Ponto de Vista
-
Ano 2020 -
Volume 10 -
Número
2
A importância das injúrias por acidentes domésticos em tempos de COVID-19
The importance of injuries caused by domestic accidents in times of covid-19
Danilo Blank1; Renata Dejtiar Waksman2
RESUMO
Os acidentes domésticos e as injúrias deles decorrentes têm aumentado em número e gravidade durante a quarentena, com uma percepção de especialistas de que representam uma ameaça maior à saúde e bem-estar das crianças do que a própria COVID-19. Os princípios gerais e dicas específicas para que os pediatras orientem os pais para reduzir a probabilidade e ocorrência de traumas estão na Tabela 1. Todo pediatra tem que estar atento às publicações que tratam do aumento de eventos traumáticos não intencionais durante o período de distanciamento social. Em vários países está ocorrendo que crianças que precisam de atendimento por situações graves não estão sendo levadas aos serviços de emergência ou com muito atraso em relação à ocorrência do trauma. Todo pediatra, além da orientação sobre as medidas de proteção aos traumatismos, tem a responsabilidade de orientar as famílias e os tomadores de decisões políticas acerca dos debates atuais sobre o planejamento da reabertura das escolas, nos quais os especialistas tendem à percepção de que os prejuízos da manutenção das crianças em isolamento domiciliar sobrepujam os riscos da COVID-19.
Palavras-chave:
Acidentes Domésticos, Infecções por Coronavírus, Criança, Adolescente.
ABSTRACT
Domestic accidents and the injuries resulting from them have increased in number and severity during quarantine, with the perception of specialists that they represent a greater threat to children’s health and well-being than covid-19 itself. The general principles and specific tips for pediatricians to educate parents to reduce the likelihood and occurrence of trauma are shown in Table 1. Every pediatrician has to be attentive to publications that deal with the increase of unintended traumatic events during the period of social detachment. In several countries, children who need care for serious situations are not being taken to the emergency services or are subject to delays in doing so in the occurrence of trauma. Every pediatrician, in addition to providing guidance on trauma protection measures, has the responsibility to guide families and policy makers on current debates about planning to reopen schools, in which specialists tend to perceive that keeping children in home isolation outweighs the risks of covid-19.
Keywords:
Domestic Accidents, Coronavirus Infections, Child, Adolescent.
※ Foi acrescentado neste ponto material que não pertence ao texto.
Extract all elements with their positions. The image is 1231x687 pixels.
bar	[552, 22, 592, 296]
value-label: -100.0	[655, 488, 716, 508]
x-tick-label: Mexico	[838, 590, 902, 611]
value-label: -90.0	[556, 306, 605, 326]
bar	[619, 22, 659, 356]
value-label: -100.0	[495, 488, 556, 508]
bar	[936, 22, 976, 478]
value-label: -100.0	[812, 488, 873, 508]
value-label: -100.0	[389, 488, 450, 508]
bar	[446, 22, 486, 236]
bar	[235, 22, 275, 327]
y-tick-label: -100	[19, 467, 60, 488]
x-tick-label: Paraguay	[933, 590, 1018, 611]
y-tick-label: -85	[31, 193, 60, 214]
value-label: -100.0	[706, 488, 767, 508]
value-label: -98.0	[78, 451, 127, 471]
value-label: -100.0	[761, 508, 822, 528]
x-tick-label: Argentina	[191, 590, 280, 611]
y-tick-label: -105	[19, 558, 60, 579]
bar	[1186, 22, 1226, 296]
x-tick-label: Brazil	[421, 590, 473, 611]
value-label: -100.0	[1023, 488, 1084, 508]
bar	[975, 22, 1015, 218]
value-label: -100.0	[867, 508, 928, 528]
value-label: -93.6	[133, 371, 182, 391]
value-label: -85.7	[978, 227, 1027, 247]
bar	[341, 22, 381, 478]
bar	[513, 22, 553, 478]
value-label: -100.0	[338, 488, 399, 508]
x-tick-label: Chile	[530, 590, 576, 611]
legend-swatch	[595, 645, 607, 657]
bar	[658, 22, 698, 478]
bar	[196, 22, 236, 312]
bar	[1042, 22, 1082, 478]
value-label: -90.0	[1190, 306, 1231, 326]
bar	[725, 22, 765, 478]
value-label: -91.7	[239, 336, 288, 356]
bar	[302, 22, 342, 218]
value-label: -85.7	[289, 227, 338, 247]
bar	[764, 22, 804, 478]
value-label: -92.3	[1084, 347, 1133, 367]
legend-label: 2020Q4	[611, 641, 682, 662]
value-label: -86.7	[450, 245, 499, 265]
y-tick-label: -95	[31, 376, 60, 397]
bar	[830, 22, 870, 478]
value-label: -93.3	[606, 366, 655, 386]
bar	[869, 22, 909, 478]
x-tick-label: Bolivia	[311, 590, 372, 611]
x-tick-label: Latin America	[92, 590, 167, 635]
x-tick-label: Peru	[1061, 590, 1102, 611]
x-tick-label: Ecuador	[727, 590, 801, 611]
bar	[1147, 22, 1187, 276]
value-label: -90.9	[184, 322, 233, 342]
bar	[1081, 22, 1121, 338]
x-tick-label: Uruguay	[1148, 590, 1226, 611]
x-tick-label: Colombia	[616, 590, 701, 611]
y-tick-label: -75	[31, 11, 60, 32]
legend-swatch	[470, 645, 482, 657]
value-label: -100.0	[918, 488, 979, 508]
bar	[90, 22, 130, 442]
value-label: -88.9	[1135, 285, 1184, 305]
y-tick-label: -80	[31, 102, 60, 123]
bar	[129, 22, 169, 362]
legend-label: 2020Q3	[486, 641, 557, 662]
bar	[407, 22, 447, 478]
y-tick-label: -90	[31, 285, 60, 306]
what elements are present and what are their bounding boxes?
Nestes tempos de pandemia, vivemos uma situação totalmente nova e inusitada, com escolas, empresas e locais públicos fechados; e os pais se esforçando para gerenciar os cuidados de saúde das crianças e jovens neste novo cotidiano “normal”. Com rotinas totalmente alteradas e, muitas vezes, uns tropeçando nos outros em seu espaço de vida, que também agora é local improvisado para trabalhar, brincar, aprender e se exercitar1, na medida em que as famílias tentam equilibrar trabalho, alimentação, educação, bem-estar e proteção dos filhos, é esperado que, além de maior ansiedade, ocorram falhas na supervisão2-4.
Os acidentes domésticos e as injúrias deles decorrentes têm aumentado em número e gravidade durante a quarentena, com uma percepção de especialistas de que representam uma ameaça maior à saúde e bem-estar das crianças do que a própria COVID-191,5.
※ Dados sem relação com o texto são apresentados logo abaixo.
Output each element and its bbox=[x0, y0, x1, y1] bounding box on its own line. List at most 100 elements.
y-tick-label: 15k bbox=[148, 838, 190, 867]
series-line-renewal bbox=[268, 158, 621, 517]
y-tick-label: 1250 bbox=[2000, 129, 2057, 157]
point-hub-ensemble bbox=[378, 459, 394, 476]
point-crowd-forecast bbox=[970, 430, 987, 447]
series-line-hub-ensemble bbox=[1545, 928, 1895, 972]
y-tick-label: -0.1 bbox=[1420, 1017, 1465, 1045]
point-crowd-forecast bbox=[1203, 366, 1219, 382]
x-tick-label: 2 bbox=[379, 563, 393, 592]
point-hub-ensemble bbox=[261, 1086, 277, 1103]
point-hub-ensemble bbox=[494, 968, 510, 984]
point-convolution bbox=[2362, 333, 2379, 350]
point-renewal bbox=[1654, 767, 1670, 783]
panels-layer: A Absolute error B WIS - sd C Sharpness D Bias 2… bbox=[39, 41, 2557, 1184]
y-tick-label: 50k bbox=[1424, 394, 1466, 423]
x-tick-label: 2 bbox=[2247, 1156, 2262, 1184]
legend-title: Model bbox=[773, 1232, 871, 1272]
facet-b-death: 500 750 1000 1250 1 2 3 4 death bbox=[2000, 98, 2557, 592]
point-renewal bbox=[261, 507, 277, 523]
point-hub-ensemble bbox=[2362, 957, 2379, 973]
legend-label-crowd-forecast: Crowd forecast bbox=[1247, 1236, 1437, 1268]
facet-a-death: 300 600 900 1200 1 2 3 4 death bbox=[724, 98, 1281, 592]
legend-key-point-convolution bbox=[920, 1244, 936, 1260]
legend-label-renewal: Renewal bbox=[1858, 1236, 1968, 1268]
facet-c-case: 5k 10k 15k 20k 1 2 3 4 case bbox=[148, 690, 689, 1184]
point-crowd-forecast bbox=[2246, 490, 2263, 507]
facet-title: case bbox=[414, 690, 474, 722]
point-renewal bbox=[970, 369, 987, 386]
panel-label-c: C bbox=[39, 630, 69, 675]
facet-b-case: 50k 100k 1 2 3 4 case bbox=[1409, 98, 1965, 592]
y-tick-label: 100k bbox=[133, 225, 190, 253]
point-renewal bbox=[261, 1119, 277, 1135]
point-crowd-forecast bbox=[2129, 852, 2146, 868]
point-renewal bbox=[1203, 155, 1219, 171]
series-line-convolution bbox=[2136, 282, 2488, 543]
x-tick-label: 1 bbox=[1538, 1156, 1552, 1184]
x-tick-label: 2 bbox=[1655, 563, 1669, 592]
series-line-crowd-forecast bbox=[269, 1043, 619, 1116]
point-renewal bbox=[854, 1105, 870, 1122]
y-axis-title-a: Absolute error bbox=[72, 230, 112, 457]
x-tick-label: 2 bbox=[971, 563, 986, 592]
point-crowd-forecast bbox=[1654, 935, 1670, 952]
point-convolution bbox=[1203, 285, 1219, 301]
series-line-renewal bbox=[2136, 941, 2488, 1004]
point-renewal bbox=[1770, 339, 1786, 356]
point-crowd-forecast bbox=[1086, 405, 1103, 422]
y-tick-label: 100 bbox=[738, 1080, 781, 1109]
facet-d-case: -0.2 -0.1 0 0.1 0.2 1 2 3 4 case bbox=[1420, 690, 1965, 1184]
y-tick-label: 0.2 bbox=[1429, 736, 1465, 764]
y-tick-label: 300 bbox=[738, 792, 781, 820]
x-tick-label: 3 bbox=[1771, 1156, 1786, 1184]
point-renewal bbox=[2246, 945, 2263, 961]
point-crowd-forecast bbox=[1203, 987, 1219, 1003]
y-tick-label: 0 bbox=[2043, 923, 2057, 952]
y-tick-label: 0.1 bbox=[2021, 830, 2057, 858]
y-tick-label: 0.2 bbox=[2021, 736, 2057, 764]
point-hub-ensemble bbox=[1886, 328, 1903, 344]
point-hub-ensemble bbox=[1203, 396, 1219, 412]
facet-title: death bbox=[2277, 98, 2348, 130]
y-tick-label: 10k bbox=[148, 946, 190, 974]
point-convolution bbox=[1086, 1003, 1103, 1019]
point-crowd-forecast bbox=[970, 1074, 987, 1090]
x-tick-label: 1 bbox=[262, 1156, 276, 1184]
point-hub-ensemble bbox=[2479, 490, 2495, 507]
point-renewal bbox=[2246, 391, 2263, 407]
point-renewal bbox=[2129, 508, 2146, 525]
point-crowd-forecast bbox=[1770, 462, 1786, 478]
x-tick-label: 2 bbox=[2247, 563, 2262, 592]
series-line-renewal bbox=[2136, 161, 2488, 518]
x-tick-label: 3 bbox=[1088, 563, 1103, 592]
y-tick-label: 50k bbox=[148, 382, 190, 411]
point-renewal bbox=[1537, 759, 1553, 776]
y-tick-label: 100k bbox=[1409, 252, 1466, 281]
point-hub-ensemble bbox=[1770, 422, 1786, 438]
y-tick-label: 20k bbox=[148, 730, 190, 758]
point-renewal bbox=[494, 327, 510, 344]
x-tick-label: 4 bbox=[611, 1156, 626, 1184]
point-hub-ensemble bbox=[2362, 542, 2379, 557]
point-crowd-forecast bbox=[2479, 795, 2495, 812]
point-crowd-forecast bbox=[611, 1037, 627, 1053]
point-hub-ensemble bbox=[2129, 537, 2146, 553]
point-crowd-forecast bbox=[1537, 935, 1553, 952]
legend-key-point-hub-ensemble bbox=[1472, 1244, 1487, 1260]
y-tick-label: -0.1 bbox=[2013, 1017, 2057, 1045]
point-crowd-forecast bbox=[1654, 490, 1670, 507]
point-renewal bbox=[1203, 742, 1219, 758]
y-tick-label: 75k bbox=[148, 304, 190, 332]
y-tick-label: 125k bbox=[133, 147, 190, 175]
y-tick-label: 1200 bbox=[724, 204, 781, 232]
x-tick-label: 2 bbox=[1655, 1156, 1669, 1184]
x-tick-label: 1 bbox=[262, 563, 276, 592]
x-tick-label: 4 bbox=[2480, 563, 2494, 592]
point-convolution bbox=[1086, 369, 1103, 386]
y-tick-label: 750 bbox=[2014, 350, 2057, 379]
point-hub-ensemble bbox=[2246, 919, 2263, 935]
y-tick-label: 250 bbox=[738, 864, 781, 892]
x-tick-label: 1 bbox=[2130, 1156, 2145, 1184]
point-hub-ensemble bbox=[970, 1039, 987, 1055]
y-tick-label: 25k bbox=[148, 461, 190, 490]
O que os pais podem fazer para reduzir a probabilidade e ocorrência de traumas, sobretudo neste contexto excepcional em que as crianças estão figurativa e literalmente subindo pelas paredes? A Tabela 1 mostra um apanhado de princípios gerais e dicas específicas que têm aparecido em publicações diversas e certamente podem ajudar1-9.
Todo pediatra tem que estar atento a algumas publicações que tratam do aumento de eventos traumáticos não intencionais durante o período de distanciamento social: de acordo com uma análise feita pela norte-americana Food and Drug Administration (FDA) dos dados fornecidos pela American Association of Poison Control Centers (AAPCC) e pelo National Poison Data System (NPDS), as ligações telefônicas relacionadas a casos de intoxicação por desinfetante para as mãos aumentaram 79%, comparando-se março de 2019 e 2020. A maioria dessas chamadas se deveu a exposições não intencionais em crianças de 5 anos ou menos, sendo que a ingestão de apenas uma pequena quantidade de desinfetante para as mãos pode ser potencialmente letal em uma criança pequena10,11.
Entre janeiro e março de 2020, os centros de envenenamento receberam 45.550 chamadas de exposição relacionadas a produtos de limpeza e desinfetantes, representando aumentos gerais de 20,4% e 16,4% em relação ao mesmo período em 2019 e 2018, parecendo haver uma relação temporal clara com o aumento do uso desses produtos, nas exposições e nos esforços de limpeza do período de isolamento pela COVID-1912.
Um estudo do Hospital Infantil da Filadélfia, publicado no periódico Journal of Pediatric Orthopedics, comparando as fraturas agudas ocorridas durante a pandemia da COVID-19 (15 de março a 15 de abril de 2020) àquelas de um período pré-pandêmico (mesma janela de tempo em 2018 e 2019) na mesma instituição, revelou um aumento na proporção de lesões ocorridas em casa (57,8 versus 32,5%) ou com bicicletas (18,3 versus 8,2%), enquanto ocorreu diminuição nas fraturas relacionadas a esportes (7,2 versus 26%) e playgrounds (5,2 contra 9%)10.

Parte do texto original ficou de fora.